Facts. An employee who contributed $200 per month to participate in her employer’s group health plan was placed on paid administrative leave, followed by a period of unpaid leave. Several months later, the employee officially retired. A few months after retirement, the employee went to a doctor’s office and her coverage was denied. The employer then informed her that to continue coverage for the months since her retirement, she would have to pay retroactive premiums for the months since her retirement and $480 per month going forward. She then sued in federal court, claiming that she had had two COBRA qualifying events: one when she went on unpaid leave and one when she officially retired. She sought three forms of relief: statutory penalties for a delinquent COBRA notice, payment of her unpaid medical expenses, and attorneys’ fees. The district court ruled against her, stating that she had not had a qualifying event because her coverage had never been terminated.
Law. COBRA qualifying events include loss of coverage due to: termination of employment; reduction in hours; death of the employee; divorce or legal separation from the employee; the employee’s becoming covered by Medicare; and, ceasing to be a dependent child under the plan’s terms. Employers must generally provide COBRA election notices to former employees and other qualified beneficiaries within 44 days of a qualifying event. Failure to provide the COBRA election notice within this time period can subject employers to a penalty of up to $110 per day, at the discretion of the court. An employer can also be liable for the cost of medical expenses incurred.

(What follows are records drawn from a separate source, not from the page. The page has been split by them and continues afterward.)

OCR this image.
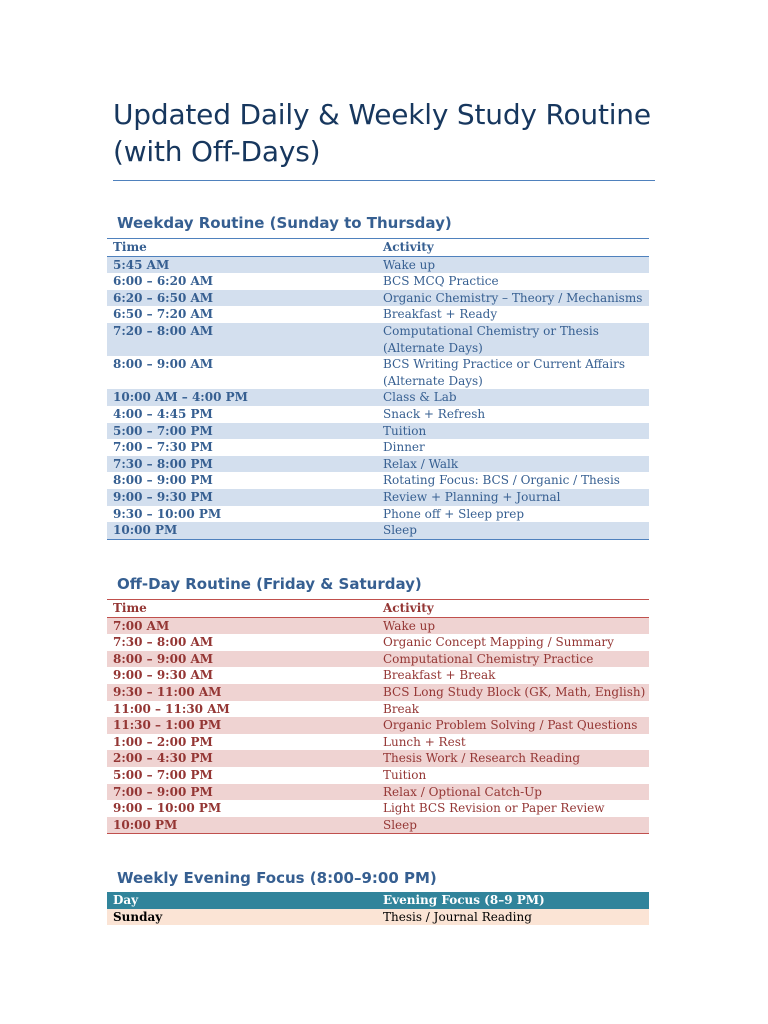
Updated Daily & Weekly Study Routine (with Off-Days)
Weekday Routine (Sunday to Thursday)
Time	Activity
5:45 AM	Wake up
6:00 – 6:20 AM	BCS MCQ Practice
6:20 – 6:50 AM	Organic Chemistry – Theory / Mechanisms
6:50 – 7:20 AM	Breakfast + Ready
7:20 – 8:00 AM	Computational Chemistry or Thesis (Alternate Days)
8:00 – 9:00 AM	BCS Writing Practice or Current Affairs (Alternate Days)
10:00 AM – 4:00 PM	Class & Lab
4:00 – 4:45 PM	Snack + Refresh
5:00 – 7:00 PM	Tuition
7:00 – 7:30 PM	Dinner
7:30 – 8:00 PM	Relax / Walk
8:00 – 9:00 PM	Rotating Focus: BCS / Organic / Thesis
9:00 – 9:30 PM	Review + Planning + Journal
9:30 – 10:00 PM	Phone off + Sleep prep
10:00 PM	Sleep
Off-Day Routine (Friday & Saturday)
Time	Activity
7:00 AM	Wake up
7:30 – 8:00 AM	Organic Concept Mapping / Summary
8:00 – 9:00 AM	Computational Chemistry Practice
9:00 – 9:30 AM	Breakfast + Break
9:30 – 11:00 AM	BCS Long Study Block (GK, Math, English)
11:00 – 11:30 AM	Break
11:30 – 1:00 PM	Organic Problem Solving / Past Questions
1:00 – 2:00 PM	Lunch + Rest
2:00 – 4:30 PM	Thesis Work / Research Reading
5:00 – 7:00 PM	Tuition
7:00 – 9:00 PM	Relax / Optional Catch-Up
9:00 – 10:00 PM	Light BCS Revision or Paper Review
10:00 PM	Sleep
Weekly Evening Focus (8:00–9:00 PM)
Day	Evening Focus (8–9 PM)
Sunday	Thesis / Journal Reading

Court of Appeals. The Court said that a reduction of hours “occurs whenever there is a decrease in the hours that a covered employee is required to work or actually works, but only if the decrease is not accompanied by an immediate termination of employment.” A termination occurs when the employee actually stops working for the employer. The circumstances surrounding an employee’s reduction of hours or termination are irrelevant unless gross misconduct is involved. It does not matter whether the employee voluntarily terminated or was discharged.
However, the reduction or termination must be accompanied by “a loss of coverage.” This occurs when an employee ceases “to be covered under the same terms and conditions as in effect immediately before the qualifying event.” A loss of coverage need not occur immediately after the event, so long as the loss of coverage occurs before the end of the maximum COBRA coverage period.
In this case, a loss of coverage was not incurred due to the reduction of hours, so being placed on unpaid leave was not a qualifying event.
However, the employee experienced a loss of coverage when she retired, because she was no longer eligible to continue her health insurance at the same contribution rate. Rather than paying approximately $200 per month as an employee, the employee was now required to pay $480 per month to continue coverage as a retiree. The change in the contribution level triggered the COBRA qualifying event. The Court noted that while “[e]mployers may change an employee’s contribution rates for health insurance upon retirement, the employer must provide a COBRA notice following such a change.”
The Court ruled that a qualifying event had occurred upon retirement because there had been a loss of coverage. Furthermore, the employee did not receive timely notice of her COBRA rights. Thus, there was a COBRA violation. The case was sent back to the district court to determine appropriate legal relief.